Howie Hawkins, the Green Party candidate for Governor, came to Buffalo today to lend his support to teachers and parents protesting the rushed action taken by the School Board to allow charter schools to take over their public schools facing closure. Hawkins visited a school and a community center, toured low-income neighborhoods with anti-poverty activists, and met with school teachers and administrators.
Hawkins has been touring the state in the last week as part of his ongoing effort to ban fracking. He visited communities already suffering from fracking last week in Pennsylvania. Hawkins also wants the state to take action on global warming by committing to a 100% clean energy system by 2030. Building out the full renewable energy system in New York in the next 15 years will create 4.5 million jobs while lowering electric rates to half of what fossil and nuclear fuels will cost in the next decade, according to a recent study by Cornell and Stanford researchers.
Hawkins, who is polling at 9%, has picked up the endorsement of a number of teacher organizations and education advocates, including the Buffalo Teachers Federation and Diane Ravitch.
Hawkins is a strong critic of charter schools, citing them as part of the drive by the Cuomo administration for the privatization of the education system. Hawkins has also said that many of the problems with schools in disadvantaged communities are attributable to the broader social problems of poverty and segregation.
“Real education reform requires broader social reform to end poverty concentrated in disadvantaged communities by race and class segregation,” Hawkins said.
Hawkins has also said if elected that he will make up the $9 billion cumulative shortfall in Foundation Aid funding for schools enacted in 2007 to satisfy the court decision on the Campaign Fiscal Equity case.
“I want to fully fund public schools. We need to end the property tax cap and the Gap Elimination Adjustment, which has balanced the state budget on the backs of our children by cutting state aid to schools for the last five years. We need to stop competitive grants for school funding, which puts the poorer school districts at a further disadvantage. Many classrooms are overcrowded. That's hurting children's education. Politicians are blaming teachers instead of themselves for these conditions," Hawkins continued.
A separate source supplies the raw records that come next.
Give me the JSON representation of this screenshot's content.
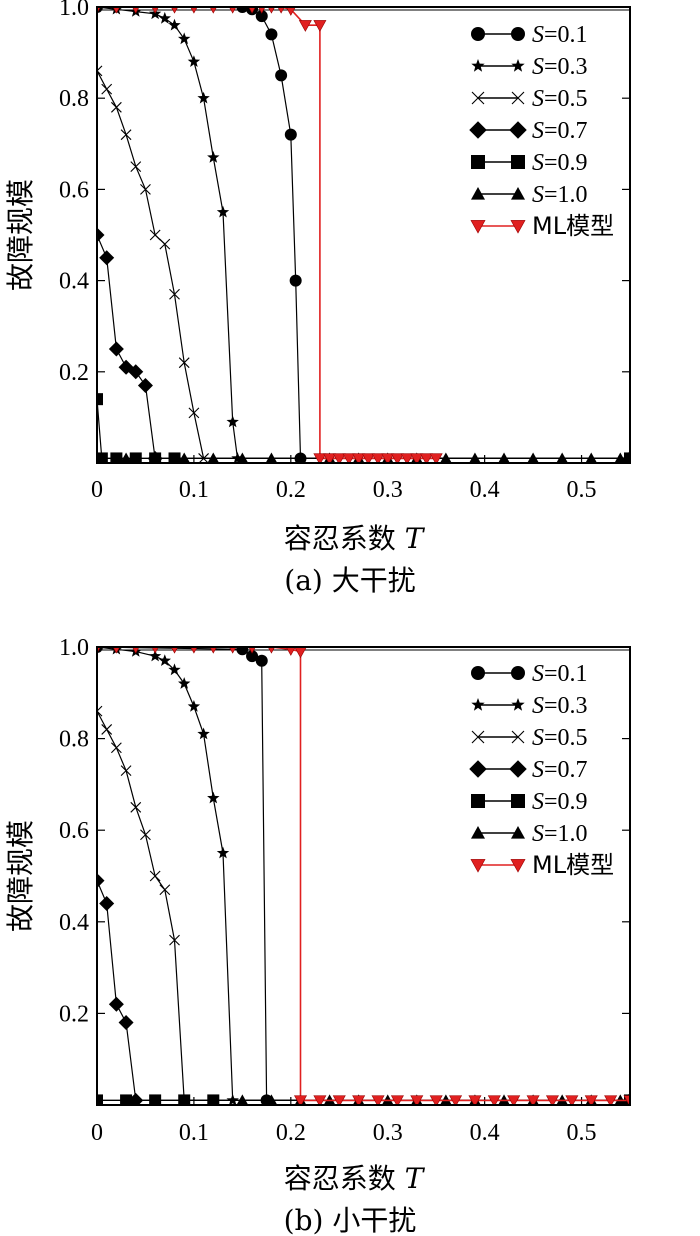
{
  "chart_data": [
    {
      "type": "line",
      "caption": "(a) 大干扰",
      "xlabel": "容忍系数",
      "xlabel_var": "T",
      "ylabel": "故障规模",
      "xlim": [
        0,
        0.55
      ],
      "ylim": [
        0,
        1.0
      ],
      "xticks": [
        "0",
        "0.1",
        "0.2",
        "0.3",
        "0.4",
        "0.5"
      ],
      "yticks": [
        "0.2",
        "0.4",
        "0.6",
        "0.8",
        "1.0"
      ],
      "legend_position": "top-right",
      "series": [
        {
          "name": "S=0.1",
          "label_var": "S",
          "label_rest": "=0.1",
          "marker": "circle",
          "color": "#000000",
          "x": [
            0,
            0.15,
            0.16,
            0.17,
            0.18,
            0.19,
            0.2,
            0.205,
            0.21,
            0.55
          ],
          "y": [
            1.0,
            1.0,
            0.995,
            0.98,
            0.94,
            0.85,
            0.72,
            0.4,
            0.01,
            0.01
          ]
        },
        {
          "name": "S=0.3",
          "label_var": "S",
          "label_rest": "=0.3",
          "marker": "star",
          "color": "#000000",
          "x": [
            0,
            0.02,
            0.04,
            0.06,
            0.07,
            0.08,
            0.09,
            0.1,
            0.11,
            0.12,
            0.13,
            0.14,
            0.145,
            0.55
          ],
          "y": [
            1.0,
            0.995,
            0.99,
            0.985,
            0.975,
            0.96,
            0.93,
            0.88,
            0.8,
            0.67,
            0.55,
            0.09,
            0.01,
            0.01
          ]
        },
        {
          "name": "S=0.5",
          "label_var": "S",
          "label_rest": "=0.5",
          "marker": "cross",
          "color": "#000000",
          "x": [
            0,
            0.01,
            0.02,
            0.03,
            0.04,
            0.05,
            0.06,
            0.07,
            0.08,
            0.09,
            0.1,
            0.11,
            0.55
          ],
          "y": [
            0.86,
            0.82,
            0.78,
            0.72,
            0.65,
            0.6,
            0.5,
            0.48,
            0.37,
            0.22,
            0.11,
            0.01,
            0.01
          ]
        },
        {
          "name": "S=0.7",
          "label_var": "S",
          "label_rest": "=0.7",
          "marker": "diamond",
          "color": "#000000",
          "x": [
            0,
            0.01,
            0.02,
            0.03,
            0.04,
            0.05,
            0.06,
            0.55
          ],
          "y": [
            0.5,
            0.45,
            0.25,
            0.21,
            0.2,
            0.17,
            0.01,
            0.01
          ]
        },
        {
          "name": "S=0.9",
          "label_var": "S",
          "label_rest": "=0.9",
          "marker": "square",
          "color": "#000000",
          "x": [
            0,
            0.005,
            0.02,
            0.04,
            0.06,
            0.08,
            0.55
          ],
          "y": [
            0.14,
            0.01,
            0.01,
            0.01,
            0.01,
            0.01,
            0.01
          ]
        },
        {
          "name": "S=1.0",
          "label_var": "S",
          "label_rest": "=1.0",
          "marker": "triangle",
          "color": "#000000",
          "x": [
            0,
            0.03,
            0.06,
            0.09,
            0.12,
            0.15,
            0.18,
            0.21,
            0.24,
            0.27,
            0.3,
            0.33,
            0.36,
            0.39,
            0.42,
            0.45,
            0.48,
            0.51,
            0.54
          ],
          "y": [
            0.01,
            0.01,
            0.01,
            0.01,
            0.01,
            0.01,
            0.01,
            0.01,
            0.01,
            0.01,
            0.01,
            0.01,
            0.01,
            0.01,
            0.01,
            0.01,
            0.01,
            0.01,
            0.01
          ]
        },
        {
          "name": "ML模型",
          "label_var": "",
          "label_rest": "ML模型",
          "marker": "triangle-down",
          "color": "#e02020",
          "x": [
            0,
            0.02,
            0.04,
            0.06,
            0.08,
            0.1,
            0.12,
            0.14,
            0.16,
            0.17,
            0.18,
            0.19,
            0.2,
            0.215,
            0.23,
            0.23,
            0.24,
            0.25,
            0.26,
            0.27,
            0.28,
            0.29,
            0.3,
            0.31,
            0.32,
            0.33,
            0.34,
            0.35
          ],
          "y": [
            1.0,
            1.0,
            1.0,
            1.0,
            1.0,
            1.0,
            1.0,
            1.0,
            1.0,
            1.0,
            1.0,
            1.0,
            0.995,
            0.96,
            0.96,
            0.01,
            0.01,
            0.01,
            0.01,
            0.01,
            0.01,
            0.01,
            0.01,
            0.01,
            0.01,
            0.01,
            0.01,
            0.01
          ]
        }
      ]
    },
    {
      "type": "line",
      "caption": "(b) 小干扰",
      "xlabel": "容忍系数",
      "xlabel_var": "T",
      "ylabel": "故障规模",
      "xlim": [
        0,
        0.55
      ],
      "ylim": [
        0,
        1.0
      ],
      "xticks": [
        "0",
        "0.1",
        "0.2",
        "0.3",
        "0.4",
        "0.5"
      ],
      "yticks": [
        "0.2",
        "0.4",
        "0.6",
        "0.8",
        "1.0"
      ],
      "legend_position": "top-right",
      "series": [
        {
          "name": "S=0.1",
          "label_var": "S",
          "label_rest": "=0.1",
          "marker": "circle",
          "color": "#000000",
          "x": [
            0,
            0.15,
            0.16,
            0.17,
            0.175,
            0.55
          ],
          "y": [
            1.0,
            0.995,
            0.98,
            0.97,
            0.01,
            0.01
          ]
        },
        {
          "name": "S=0.3",
          "label_var": "S",
          "label_rest": "=0.3",
          "marker": "star",
          "color": "#000000",
          "x": [
            0,
            0.02,
            0.04,
            0.06,
            0.07,
            0.08,
            0.09,
            0.1,
            0.11,
            0.12,
            0.13,
            0.14,
            0.55
          ],
          "y": [
            1.0,
            0.995,
            0.99,
            0.98,
            0.97,
            0.95,
            0.92,
            0.87,
            0.81,
            0.67,
            0.55,
            0.01,
            0.01
          ]
        },
        {
          "name": "S=0.5",
          "label_var": "S",
          "label_rest": "=0.5",
          "marker": "cross",
          "color": "#000000",
          "x": [
            0,
            0.01,
            0.02,
            0.03,
            0.04,
            0.05,
            0.06,
            0.07,
            0.08,
            0.09,
            0.55
          ],
          "y": [
            0.86,
            0.82,
            0.78,
            0.73,
            0.65,
            0.59,
            0.5,
            0.47,
            0.36,
            0.01,
            0.01
          ]
        },
        {
          "name": "S=0.7",
          "label_var": "S",
          "label_rest": "=0.7",
          "marker": "diamond",
          "color": "#000000",
          "x": [
            0,
            0.01,
            0.02,
            0.03,
            0.04,
            0.55
          ],
          "y": [
            0.49,
            0.44,
            0.22,
            0.18,
            0.01,
            0.01
          ]
        },
        {
          "name": "S=0.9",
          "label_var": "S",
          "label_rest": "=0.9",
          "marker": "square",
          "color": "#000000",
          "x": [
            0,
            0.03,
            0.06,
            0.09,
            0.12,
            0.55
          ],
          "y": [
            0.01,
            0.01,
            0.01,
            0.01,
            0.01,
            0.01
          ]
        },
        {
          "name": "S=1.0",
          "label_var": "S",
          "label_rest": "=1.0",
          "marker": "triangle",
          "color": "#000000",
          "x": [
            0,
            0.03,
            0.06,
            0.09,
            0.12,
            0.15,
            0.18,
            0.21,
            0.24,
            0.27,
            0.3,
            0.33,
            0.36,
            0.39,
            0.42,
            0.45,
            0.48,
            0.51,
            0.54
          ],
          "y": [
            0.01,
            0.01,
            0.01,
            0.01,
            0.01,
            0.01,
            0.01,
            0.01,
            0.01,
            0.01,
            0.01,
            0.01,
            0.01,
            0.01,
            0.01,
            0.01,
            0.01,
            0.01,
            0.01
          ]
        },
        {
          "name": "ML模型",
          "label_var": "",
          "label_rest": "ML模型",
          "marker": "triangle-down",
          "color": "#e02020",
          "x": [
            0,
            0.02,
            0.04,
            0.06,
            0.08,
            0.1,
            0.12,
            0.14,
            0.16,
            0.18,
            0.2,
            0.21,
            0.21,
            0.23,
            0.25,
            0.27,
            0.29,
            0.31,
            0.33,
            0.35,
            0.37,
            0.39,
            0.41,
            0.43,
            0.45,
            0.47,
            0.49,
            0.51,
            0.53,
            0.55
          ],
          "y": [
            1.0,
            1.0,
            1.0,
            1.0,
            1.0,
            1.0,
            1.0,
            1.0,
            1.0,
            1.0,
            0.995,
            0.99,
            0.01,
            0.01,
            0.01,
            0.01,
            0.01,
            0.01,
            0.01,
            0.01,
            0.01,
            0.01,
            0.01,
            0.01,
            0.01,
            0.01,
            0.01,
            0.01,
            0.01,
            0.01
          ]
        }
      ]
    }
  ]
}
"Policies supported by the Democratic and Republican parties in this state are creating a dual school system: separate and unequal. Cuomo's high-stakes testing regime is failing the underfunded schools and teachers of low-income children in order to privatize the schools as charters and downgrade the teaching profession. This agenda won't do anything to improve education for our students who have the greatest needs. It just punishes them for having those needs," Hawkins added.
A majority of the board last week decided to actively seek charter school proposals for Bennett, East and Lafayette high schools, as well as Martin Luther King Multicultural School 39 and “any other location” in Buffalo.
"I have long called for a ban on fracking because gas is just another fossil fuel that contributes to global warming. But when you drive through communities that are experiencing fracking, and you hear and see the wells and truck traffic, you talk to people living nearby, it highlights why no one should have to live near a fracking well," said Hawkins.
"Cuomo has been telling voters that he will make his fracking decision based on science, but his attempts to edit and delay a scientific study to play down the environmental risks of fracking have made it clear that he really means science fiction," added Hawkins.
While Cuomo has held off on giving the green light to the use of fracking for natural gas, his administration has pushed forward the construction of the infrastructure that supports fracking, including pipelines and storage facilities. His administration has also permitted fracking waste from Pennsylvania to be disposed of in New York, something even pro-fracking Astorino signed a law to prohibit in his own Westchester County.